L’accordo raggiunto al summit europeo per risolvere la crisi greca rappresenta una negativa e preoccupante soluzione del difficile negoziato ripreso dopo il referendum promosso dal governo greco la scorsa settimana. Negativa e preoccupante per più ragioni, di merito e di metodo istituzionale.

Nelle riforme che si vorrebbero imporre ai greci è evidente la riconferma e il peggioramento delle politiche del rigore, senza neppure il vago tentativo di sollecitare una crescita in grado di attenuare le già gravi sofferenze a quella popolazione. Non solo: alle istituzioni greche viene imposto un calendario assurdo e ridicolo, accompagnato da dettagli di merito sui singoli capitoli di riforma da affrontare che ne stravolgono oggettivamente il loro ruolo e ne cancellano l’autonomia. Il quadro complessivo dell’accordo è così definito dalla conferma della politica del rigore e dall’imposizione delle regole restrittive e insensate. Molti dei dettagli sulle politiche ritenute vincolanti dall’Eurogruppo sono irrilevanti per le dinamiche economiche, ma potenzialmente devastanti per quelle sociali.

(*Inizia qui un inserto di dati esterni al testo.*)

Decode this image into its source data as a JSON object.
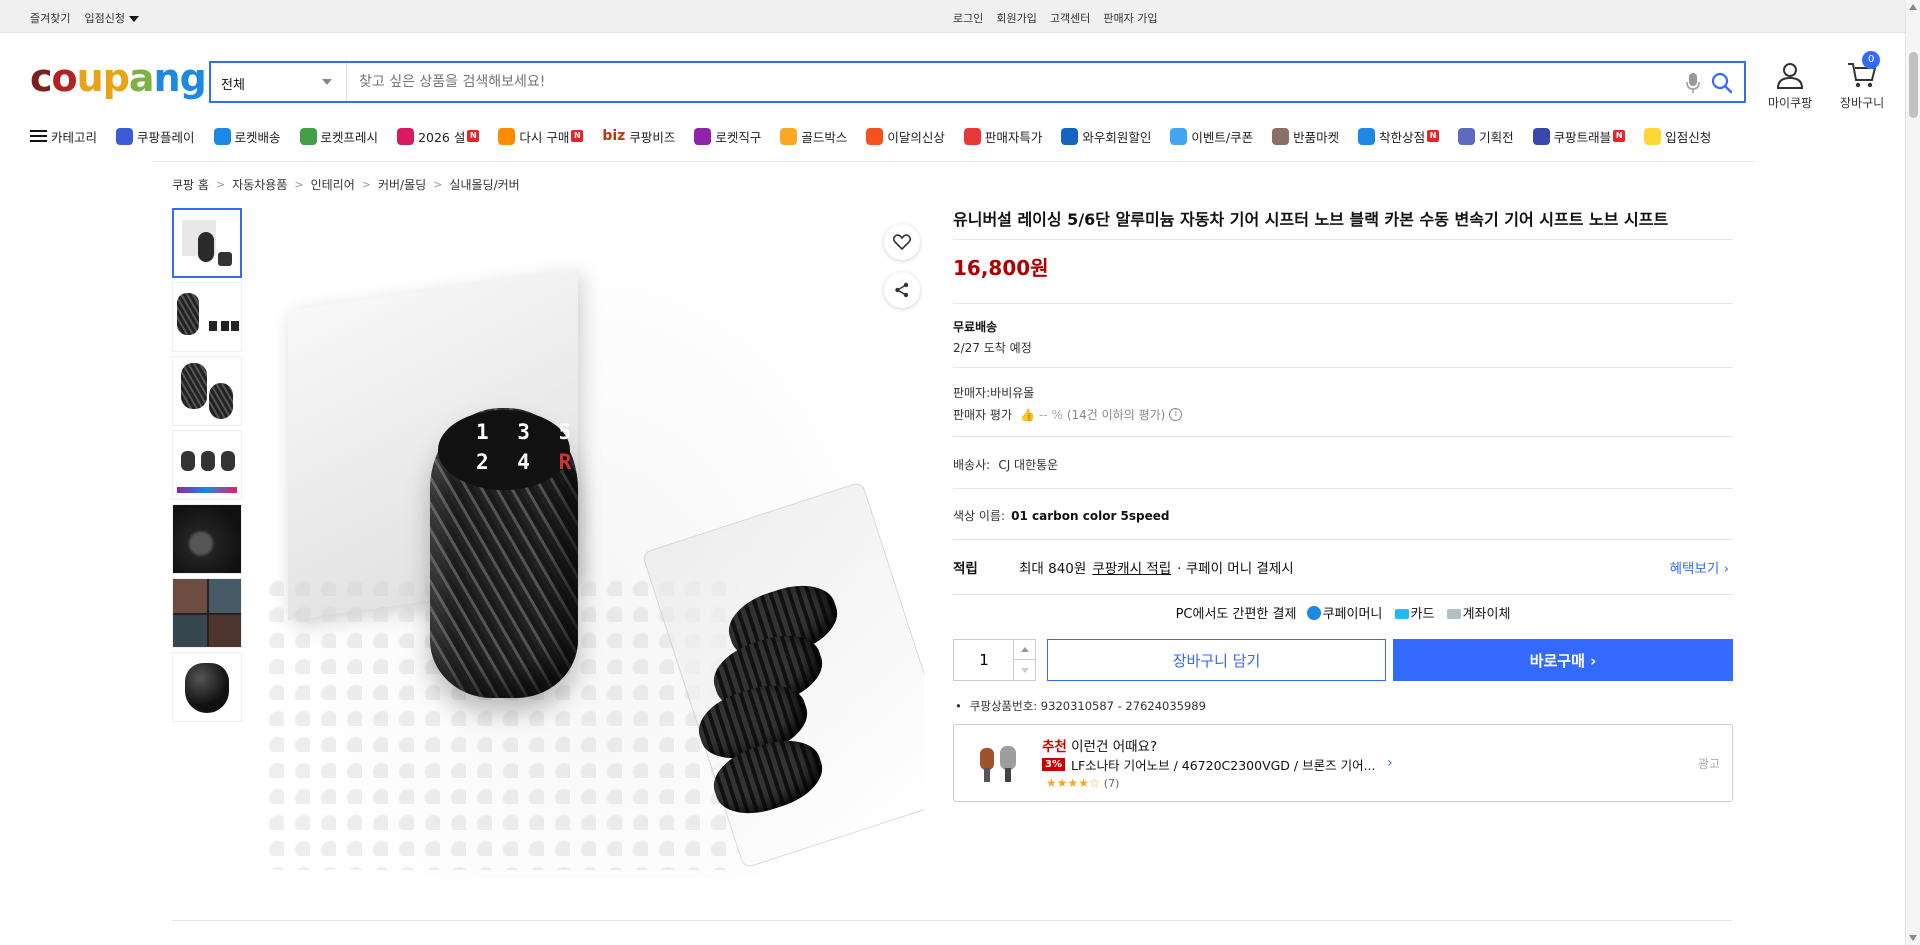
{
  "topbar": {
    "favorites": "즐겨찾기",
    "seller_apply": "입점신청",
    "login": "로그인",
    "signup": "회원가입",
    "customer_center": "고객센터",
    "seller_signup": "판매자 가입"
  },
  "header": {
    "logo": "coupang",
    "search_category": "전체",
    "search_placeholder": "찾고 싶은 상품을 검색해보세요!",
    "mycoupang": "마이쿠팡",
    "cart": "장바구니",
    "cart_count": "0"
  },
  "nav": {
    "category": "카테고리",
    "items": [
      {
        "label": "쿠팡플레이",
        "icon": "play-icon",
        "color": "#3b5bdb",
        "new": false
      },
      {
        "label": "로켓배송",
        "icon": "rocket-icon",
        "color": "#1e88e5",
        "new": false
      },
      {
        "label": "로켓프레시",
        "icon": "rocket-fresh-icon",
        "color": "#43a047",
        "new": false
      },
      {
        "label": "2026 설",
        "icon": "gift-icon",
        "color": "#d81b60",
        "new": true
      },
      {
        "label": "다시 구매",
        "icon": "rebuy-icon",
        "color": "#fb8c00",
        "new": true
      },
      {
        "label": "쿠팡비즈",
        "icon": "biz-icon",
        "color": "#bf360c",
        "new": false
      },
      {
        "label": "로켓직구",
        "icon": "global-icon",
        "color": "#8e24aa",
        "new": false
      },
      {
        "label": "골드박스",
        "icon": "goldbox-icon",
        "color": "#f9a825",
        "new": false
      },
      {
        "label": "이달의신상",
        "icon": "new-product-icon",
        "color": "#f4511e",
        "new": false
      },
      {
        "label": "판매자특가",
        "icon": "seller-deal-icon",
        "color": "#e53935",
        "new": false
      },
      {
        "label": "와우회원할인",
        "icon": "wow-icon",
        "color": "#1565c0",
        "new": false
      },
      {
        "label": "이벤트/쿠폰",
        "icon": "coupon-icon",
        "color": "#42a5f5",
        "new": false
      },
      {
        "label": "반품마켓",
        "icon": "return-market-icon",
        "color": "#8d6e63",
        "new": false
      },
      {
        "label": "착한상점",
        "icon": "store-icon",
        "color": "#1e88e5",
        "new": true
      },
      {
        "label": "기획전",
        "icon": "tag-icon",
        "color": "#5c6bc0",
        "new": false
      },
      {
        "label": "쿠팡트래블",
        "icon": "travel-icon",
        "color": "#3949ab",
        "new": true
      },
      {
        "label": "입점신청",
        "icon": "apply-icon",
        "color": "#fdd835",
        "new": false
      }
    ],
    "biz_prefix": "biz"
  },
  "breadcrumb": [
    "쿠팡 홈",
    "자동차용품",
    "인테리어",
    "커버/몰딩",
    "실내몰딩/커버"
  ],
  "product": {
    "knob_top": "1 3 5",
    "knob_bottom": "2 4",
    "knob_r": "R",
    "title": "유니버설 레이싱 5/6단 알루미늄 자동차 기어 시프터 노브 블랙 카본 수동 변속기 기어 시프트 노브 시프트",
    "price": "16,800원",
    "shipping_label": "무료배송",
    "arrival": "2/27 도착 예정",
    "seller": "판매자:바비유몰",
    "seller_rating_label": "판매자 평가",
    "seller_rating_value": "-- %",
    "seller_rating_note": "(14건 이하의 평가)",
    "carrier_label": "배송사:",
    "carrier": "CJ 대한통운",
    "option_label": "색상 이름:",
    "option_value": "01 carbon color 5speed",
    "points_label": "적립",
    "points_text": "최대 840원",
    "points_link": "쿠팡캐시 적립",
    "points_suffix": "· 쿠페이 머니 결제시",
    "benefits": "혜택보기",
    "pay_text": "PC에서도 간편한 결제",
    "pay_coupay": "쿠페이머니",
    "pay_card": "카드",
    "pay_bank": "계좌이체",
    "quantity": "1",
    "add_cart": "장바구니 담기",
    "buy_now": "바로구매",
    "product_no": "쿠팡상품번호: 9320310587 - 27624035989"
  },
  "recommend": {
    "prefix": "추천",
    "title": "이런건 어때요?",
    "discount": "3%",
    "item": "LF소나타 기어노브 / 46720C2300VGD / 브론즈 기어...",
    "stars": "★★★★☆",
    "count": "(7)",
    "ad": "광고"
  }
}
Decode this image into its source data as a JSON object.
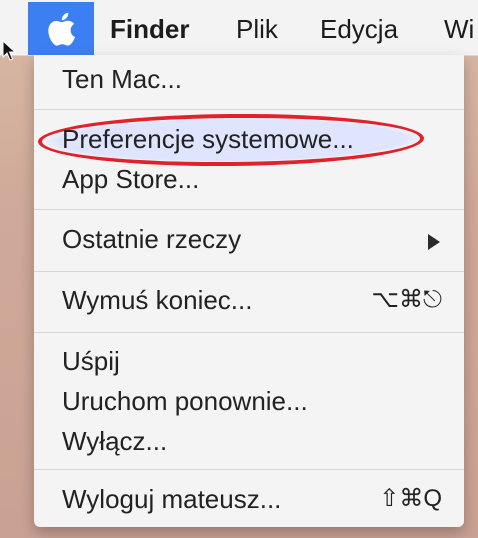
{
  "menubar": {
    "apple_icon": "apple-logo-icon",
    "items": [
      {
        "label": "Finder"
      },
      {
        "label": "Plik"
      },
      {
        "label": "Edycja"
      },
      {
        "label": "Wi"
      }
    ]
  },
  "apple_menu": {
    "items": [
      {
        "label": "Ten Mac..."
      },
      {
        "label": "Preferencje systemowe..."
      },
      {
        "label": "App Store..."
      },
      {
        "label": "Ostatnie rzeczy",
        "icon": "submenu-arrow-icon"
      },
      {
        "label": "Wymuś koniec...",
        "shortcut": "⌥⌘⎋"
      },
      {
        "label": "Uśpij"
      },
      {
        "label": "Uruchom ponownie..."
      },
      {
        "label": "Wyłącz..."
      },
      {
        "label": "Wyloguj mateusz...",
        "shortcut": "⇧⌘Q"
      }
    ],
    "highlight_color": "#e0232b",
    "highlight_fill": "#dfe5ff"
  }
}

Non esiste dubbio sulle responsabilità passate dei governi greci e sulla necessità di cambiamento, lo ha riconosciuto più volte lo stesso Tsipras. Tuttavia la sensazione netta è che quanto imposto non sia funzionale a un cambiamento positivo ma che abbiano prevalso una volontà punitiva (ancor più forte dopo il referendum) e l’obiettivo, certo non dichiarato ma praticato, di favorire la sostituzione della guida politica del governo greco.

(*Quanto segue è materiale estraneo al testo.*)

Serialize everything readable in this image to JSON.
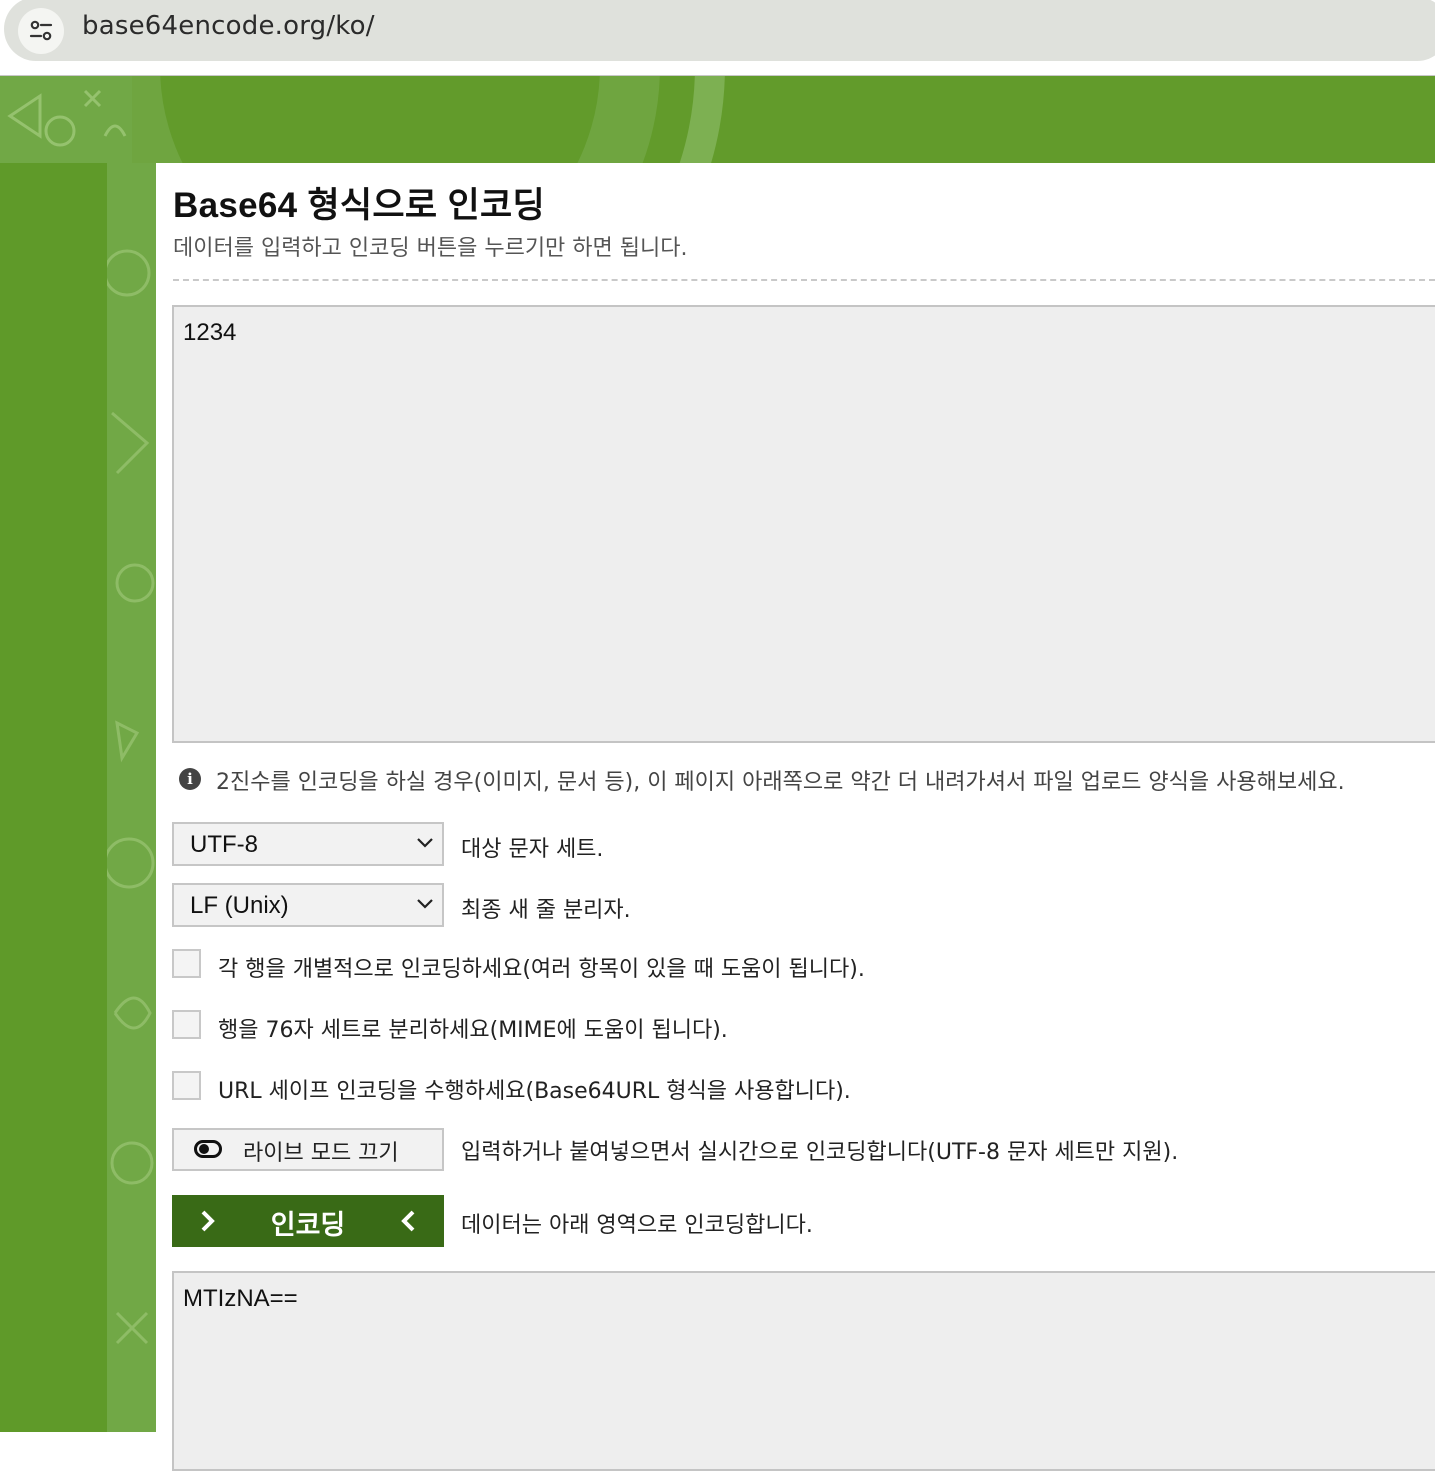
{
  "browser": {
    "url": "base64encode.org/ko/"
  },
  "page": {
    "title": "Base64 형식으로 인코딩",
    "subtitle": "데이터를 입력하고 인코딩 버튼을 누르기만 하면 됩니다.",
    "input_value": "1234",
    "hint": "2진수를 인코딩을 하실 경우(이미지, 문서 등), 이 페이지 아래쪽으로 약간 더 내려가셔서 파일 업로드 양식을 사용해보세요.",
    "charset": {
      "selected": "UTF-8",
      "label": "대상 문자 세트."
    },
    "newline": {
      "selected": "LF (Unix)",
      "label": "최종 새 줄 분리자."
    },
    "options": [
      {
        "label": "각 행을 개별적으로 인코딩하세요(여러 항목이 있을 때 도움이 됩니다).",
        "checked": false
      },
      {
        "label": "행을 76자 세트로 분리하세요(MIME에 도움이 됩니다).",
        "checked": false
      },
      {
        "label": "URL 세이프 인코딩을 수행하세요(Base64URL 형식을 사용합니다).",
        "checked": false
      }
    ],
    "live_mode": {
      "button_label": "라이브 모드 끄기",
      "description": "입력하거나 붙여넣으면서 실시간으로 인코딩합니다(UTF-8 문자 세트만 지원)."
    },
    "encode": {
      "button_label": "인코딩",
      "description": "데이터는 아래 영역으로 인코딩합니다."
    },
    "output_value": "MTIzNA=="
  },
  "colors": {
    "header_green": "#629b2b",
    "button_dark_green": "#396a16",
    "field_gray": "#eeeeee"
  }
}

A questo si aggiunge la negazione di qualsiasi azione certa per rinegoziare il debito e le sue dinamiche di contenimento. E il quadro si completa.

L’impuntatura tedesca degli ultimi giorni ha fatto mutare il largo giudizio positivo sulle proposte del governo greco e ha condizionato l’intero Eurogruppo mettendo a repentaglio la tenuta della zona Euro. Questo a conferma della necessità, non più rinviabile, di un cambiamento profondo dei trattati in senso democratico e federale per superare la pratica dei veti e dei blocchi dettati dagli egoismi nazionali su decisioni vitali per l’Europa.

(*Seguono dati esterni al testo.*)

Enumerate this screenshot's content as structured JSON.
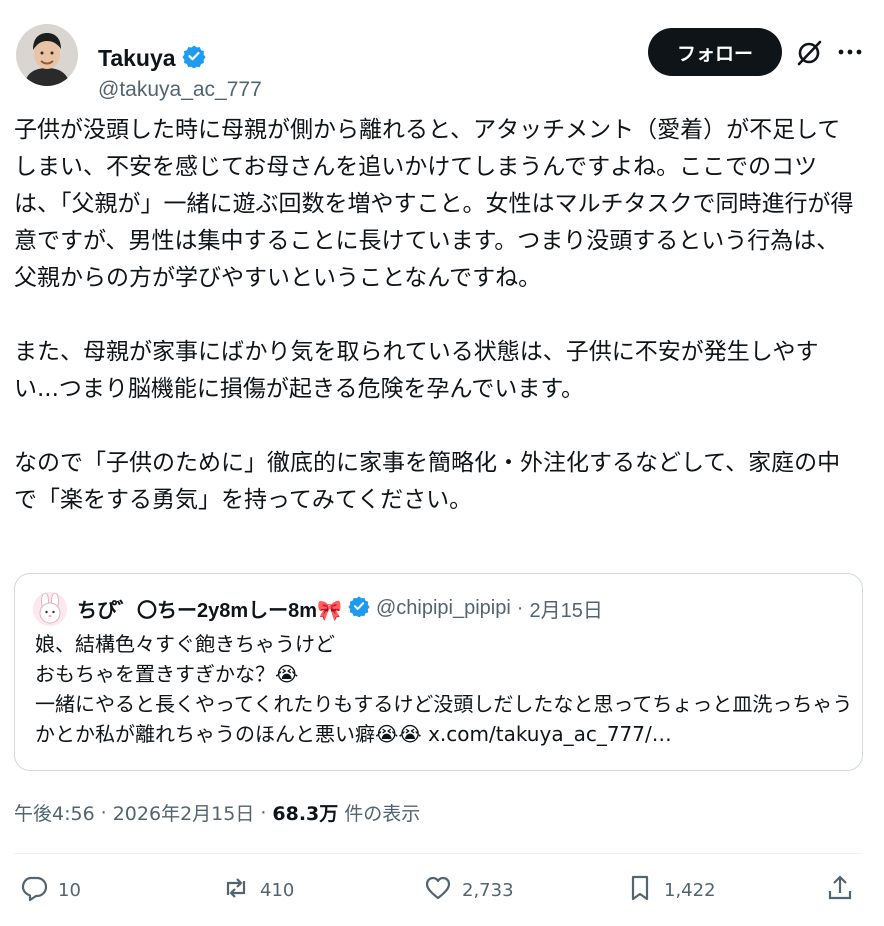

È grave il silenzio e l’accondiscendenza a questa conclusione da parte della famiglia socialista. Con l’eccezione in positivo del tentativo di Hollande di condurre la soluzione a un approdo equo e in negativo di Gabriel che ha assunto posizioni ancor più moderate di quelle della Cancelliera Merkel, i governi a guida socialista (ovviamente compreso quello italiano) si sono adagiati sulla “linea tedesca” senza svolgere il ruolo che potevano avere.

È stata buttata al vento un’occasione. Non si può guardare con fiducia al futuro dell’Europa senza trasformarla in una dimensione federata e solidale. Il sacrificio della Grecia, qualunque sia la decisione finale di un popolo stremato, avvicina e non allontana l’acutizzarsi della crisi delle istituzioni europee.